In such concurrent proceeding situations, what are the obligations of the Patent Owner in satisfying the duties of disclosure, candor and good faith?
The later situation noted above was very recently analyzed in Larson Manufacturing Co. of South Dakota, Inc. v. Aluminart Products (Fed. Cir 2009). In Larson, the court found that certain Office Actions in an ongoing continuation patent application examination, which were not cited during a concurrently prosecuted reexamination of a related patent, were material information required to be cited in the reexamination proceeding. The Federal Circuit remanded the case for a determination on intent before arriving at a conclusion of whether inequitable conduct was committed by the attorney representing the patent owner in the reexamination proceedings.
In arriving at the determination of materiality, the court cited the Examiner of the continuation application’s opinions in the Office Actions with respect to the applicability of the prior art common to both proceedings as being information that was inconsistent with or refuted the position that the patent owner was arguing for the patentability of substantially similar claims in the reexamination proceedings, relying upon the holding of Dayco Products See Dayco Prod., Inc. v. Total Containment, Inc., 329 F.3d 1358, 1365-69, 66 USPQ2d 1801, 1806-08 (Fed. Cir. 2003) (contrary decision of another examiner reviewing substantially similar claims is ‘material’); See Also MPEP 2004 (note 9).

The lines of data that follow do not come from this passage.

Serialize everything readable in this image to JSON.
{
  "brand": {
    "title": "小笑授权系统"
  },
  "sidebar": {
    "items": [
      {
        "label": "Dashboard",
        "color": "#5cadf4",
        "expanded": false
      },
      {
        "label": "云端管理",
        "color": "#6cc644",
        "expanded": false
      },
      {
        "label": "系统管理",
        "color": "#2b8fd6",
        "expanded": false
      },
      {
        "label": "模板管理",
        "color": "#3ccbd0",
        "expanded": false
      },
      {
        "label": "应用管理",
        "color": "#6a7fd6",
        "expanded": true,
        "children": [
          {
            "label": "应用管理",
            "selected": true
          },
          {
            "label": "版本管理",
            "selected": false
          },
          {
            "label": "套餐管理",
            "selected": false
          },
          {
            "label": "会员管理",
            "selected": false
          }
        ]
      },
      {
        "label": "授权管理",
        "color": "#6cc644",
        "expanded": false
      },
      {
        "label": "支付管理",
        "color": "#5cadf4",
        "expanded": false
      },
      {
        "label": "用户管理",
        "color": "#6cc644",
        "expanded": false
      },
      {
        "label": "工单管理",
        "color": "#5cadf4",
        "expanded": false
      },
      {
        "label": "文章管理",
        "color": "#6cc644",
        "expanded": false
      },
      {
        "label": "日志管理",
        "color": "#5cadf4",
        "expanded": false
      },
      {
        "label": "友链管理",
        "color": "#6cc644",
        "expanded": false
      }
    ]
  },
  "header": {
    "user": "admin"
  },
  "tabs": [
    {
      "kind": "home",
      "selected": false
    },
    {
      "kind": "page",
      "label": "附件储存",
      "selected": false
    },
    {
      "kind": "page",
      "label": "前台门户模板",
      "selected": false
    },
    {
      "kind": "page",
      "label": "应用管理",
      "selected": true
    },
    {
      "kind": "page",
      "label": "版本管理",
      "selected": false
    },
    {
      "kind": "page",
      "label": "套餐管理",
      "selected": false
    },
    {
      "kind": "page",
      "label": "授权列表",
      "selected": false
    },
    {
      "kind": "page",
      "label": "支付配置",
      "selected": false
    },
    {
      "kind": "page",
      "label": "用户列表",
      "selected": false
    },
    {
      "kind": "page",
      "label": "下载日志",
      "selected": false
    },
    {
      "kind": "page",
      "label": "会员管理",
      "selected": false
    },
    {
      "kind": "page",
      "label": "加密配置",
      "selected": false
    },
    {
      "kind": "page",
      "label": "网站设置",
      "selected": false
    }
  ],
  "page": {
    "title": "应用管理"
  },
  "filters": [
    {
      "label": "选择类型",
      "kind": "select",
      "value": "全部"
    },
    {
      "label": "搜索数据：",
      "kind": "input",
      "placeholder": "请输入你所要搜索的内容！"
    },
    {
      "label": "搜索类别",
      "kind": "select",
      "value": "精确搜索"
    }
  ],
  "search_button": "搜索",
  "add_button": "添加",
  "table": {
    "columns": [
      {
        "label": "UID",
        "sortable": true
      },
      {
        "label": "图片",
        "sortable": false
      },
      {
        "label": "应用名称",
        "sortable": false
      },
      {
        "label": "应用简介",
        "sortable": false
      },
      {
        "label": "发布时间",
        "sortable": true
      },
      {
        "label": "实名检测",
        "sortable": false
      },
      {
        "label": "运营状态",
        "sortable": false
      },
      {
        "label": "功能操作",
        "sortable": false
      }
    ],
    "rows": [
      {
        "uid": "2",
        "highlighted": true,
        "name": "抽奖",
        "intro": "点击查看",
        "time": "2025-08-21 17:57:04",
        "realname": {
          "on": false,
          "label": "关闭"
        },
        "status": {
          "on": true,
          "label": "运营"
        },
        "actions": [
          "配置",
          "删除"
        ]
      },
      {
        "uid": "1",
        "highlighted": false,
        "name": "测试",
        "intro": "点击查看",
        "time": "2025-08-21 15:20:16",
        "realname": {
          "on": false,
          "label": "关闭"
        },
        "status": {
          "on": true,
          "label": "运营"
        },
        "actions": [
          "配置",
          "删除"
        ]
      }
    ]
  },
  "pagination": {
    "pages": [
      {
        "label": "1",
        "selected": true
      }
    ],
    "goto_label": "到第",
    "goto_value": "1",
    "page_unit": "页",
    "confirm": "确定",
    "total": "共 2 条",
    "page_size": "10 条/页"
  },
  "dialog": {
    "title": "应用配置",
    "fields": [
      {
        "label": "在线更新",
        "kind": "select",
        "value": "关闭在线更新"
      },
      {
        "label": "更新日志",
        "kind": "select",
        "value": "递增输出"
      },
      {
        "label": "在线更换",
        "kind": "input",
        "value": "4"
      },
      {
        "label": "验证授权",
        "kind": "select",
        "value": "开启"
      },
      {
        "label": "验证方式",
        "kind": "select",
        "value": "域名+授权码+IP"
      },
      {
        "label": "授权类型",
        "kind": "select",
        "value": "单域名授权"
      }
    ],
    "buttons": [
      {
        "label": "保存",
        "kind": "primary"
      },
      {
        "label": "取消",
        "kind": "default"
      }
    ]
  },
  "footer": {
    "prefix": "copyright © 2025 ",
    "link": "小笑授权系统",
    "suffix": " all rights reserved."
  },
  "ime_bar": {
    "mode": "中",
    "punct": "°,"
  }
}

Based on the Larson holding, it is clear that the lack of citation of Office Actions of a related patent application examination in a reexamination proceeding may satisfy the materiality requirement of an inequitable conduct allegation. When handling a reexamination proceeding for a patent owner, the obvious solution to this problem is to provide the Office Actions of pending continuation patent applications to the Office. Yet, in 2008, prior to the Larson holding, MPEP § 2282 (for ex parte reexaminations) and MPEP § 2686 (for inter partes reexamination) were amended to provide apparently contradictory guidance:
. . .It is not required nor is it permitted that parties submit copies of copending reexamination proceedings and applications (which copies can be mistaken for a new request/filing); rather, submitters may provide a notice identifying the application/proceeding number and its status. (emphasis added)
Based on this language, the Office has published guidance, prior to Larson, that is now inconsistent with the direction provided by the Federal Circuit. The Larson holding did not address whether mere citation of the continuation application by patent application number and status would have sufficed. Yet, in view of Dayco, it is likely that the inequitable conduct charge would have been made by the accused infringer nevertheless. As such, the current language of MPEP § 2282/2686 appears to place practitioners in an ethical quandary when trying to comply with the duty of disclosure and the conditions set forth in this MPEP section.